Opté por no responder a eso.

—Pero es mejor que me lo cuentes —dije.

—¿Por qué?

—En primer lugar, porque, de todos modos, algún día acabarás contándoselo a alguien y, en segundo lugar, porque yo no se lo contaré a nadie.

Sonriendo, encendió un cigarrillo y, mientras daba tres caladas, se quedó contemplando las vetas de los paneles de madera que recubrían la pared.

—Mi padre murió hace cinco años de un cáncer cerebral. Fue horrible. Se pasó dos años enteros sufriendo. Por culpa de la enfermedad, nos gastamos todo el dinero que teníamos. Todo, hasta el último céntimo. Además, la familia quedó tan hecha polvo que se desintegró. Suele pasar, ¿no?

Asentí.

—¿Y tu madre?

—Está viva en alguna parte. Por Año Nuevo me envía siempre una postal de felicitación.

—Parece que no te gusta demasiado.

—Pues no.

—¿Tienes hermanos?

—Sólo una hermana gemela.

—¿Dónde está?

—Lejos. A años luz. —Al decir aquello, rió nerviosamente y apartó su vaso de ginger-ale—. La verdad es que hablar mal de la familia no es buena idea. Te voy a deprimir.

—No te preocupes. Todos cargamos con algo.

—¿Tú también?

—Sí. Siempre me pongo a llorar aferrado al bote de espuma de afeitar.

Ella rió, divertida. Era la risa de quien no se había reído en años.

—Oye, ¿y cómo es que estás tomando ginger-ale? —le pregunté—. No me digas que no bebes.

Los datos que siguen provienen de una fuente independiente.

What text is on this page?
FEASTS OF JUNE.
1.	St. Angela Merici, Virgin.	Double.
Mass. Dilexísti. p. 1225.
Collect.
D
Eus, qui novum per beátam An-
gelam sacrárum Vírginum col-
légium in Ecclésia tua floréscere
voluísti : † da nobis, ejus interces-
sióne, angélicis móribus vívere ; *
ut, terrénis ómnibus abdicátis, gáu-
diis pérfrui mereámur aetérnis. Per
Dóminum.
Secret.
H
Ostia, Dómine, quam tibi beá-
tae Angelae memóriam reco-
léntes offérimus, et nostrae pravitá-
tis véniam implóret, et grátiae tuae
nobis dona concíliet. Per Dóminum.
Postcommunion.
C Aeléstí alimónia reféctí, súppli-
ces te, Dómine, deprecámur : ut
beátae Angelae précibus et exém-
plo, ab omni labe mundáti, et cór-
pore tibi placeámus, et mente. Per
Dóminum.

—¡Hum!… Pues ésa era mi intención. Pero ya basta.

—¿Qué vas a tomar?

—Un vino blanco muy frío.

Llamé a Jay, le pedí otra cerveza y un vino blanco.

—Oye, ¿qué se siente al tener una hermana gemela?

—Pues es una sensación extraña. Tienes la misma cara, el mismo coeficiente intelectual, la misma talla de sujetador… Siempre me ha fastidiado, la verdad.

—¿Os confundían a menudo?

—Sí. Hasta los ocho años. Desde que, a esa edad, me quedé con nueve dedos, nadie volvió a equivocarse.

Al decir aquello puso con cuidado las dos manos juntas sobre la barra, como un concertista de piano que estuviera concentrándose. Le tomé la mano izquierda y la examiné con atención bajo la luz. Era una mano pequeña y fría, como una copa de cóctel, y, en ella, los cuatro dedos estaban dispuestos de un modo tan agradable y natural que parecía que fuera de nacimiento. De una naturalidad casi milagrosa. Al menos muchísimo más convincente que si hubiera tenido seis dedos.

—A los ocho años metí el dedo meñique dentro del motor de la aspiradora. Salió despedido por los aires.

—¿Y ahora dónde está?

—¿El qué?

—El dedo meñique.

—No me acuerdo —dijo, y se echó a reír—. Eres la primera persona que me lo pregunta.

—¿Te molesta no tener dedo meñique?

—Sí, cuando me pongo guantes.

—¿Y aparte de eso?

Ella sacudió la cabeza.

—Si te dijera que en absoluto, te estaría mintiendo. Pero no más de lo que a otras chicas puede importarles tener el cuello grueso o las piernas peludas.

Asentí.

—¿Y tú qué haces?

—Voy a la universidad. En Tokio.

—Vamos, que ahora estás de vuelta a casa, ¿no?

—Sí.

—¿Y qué estudias?

—Biología. Me gustan mucho los animales.

—A mí también.

Me bebí de un trago la cerveza que tenía en el vaso, piqué una patata frita.

—¿Sabes?… En Bhagalpur, en la India, había un famoso leopardo que, en tres años, devoró a trescientos cincuenta indios.

—¿Ah, sí?

—Y Jim Corbett, el coronel inglés al que acudieron para que acabara con la fiera, mató en ocho años, incluyendo a éste, ciento veinticinco leopardos y tigres. ¿Te siguen gustando los animales?

Ella aplastó la colilla en el cenicero y, tras tomar un sorbo de vino blanco, me miró fijamente a la cara con admiración.

—Tú, realmente, eres un poco raro, ¿sabes?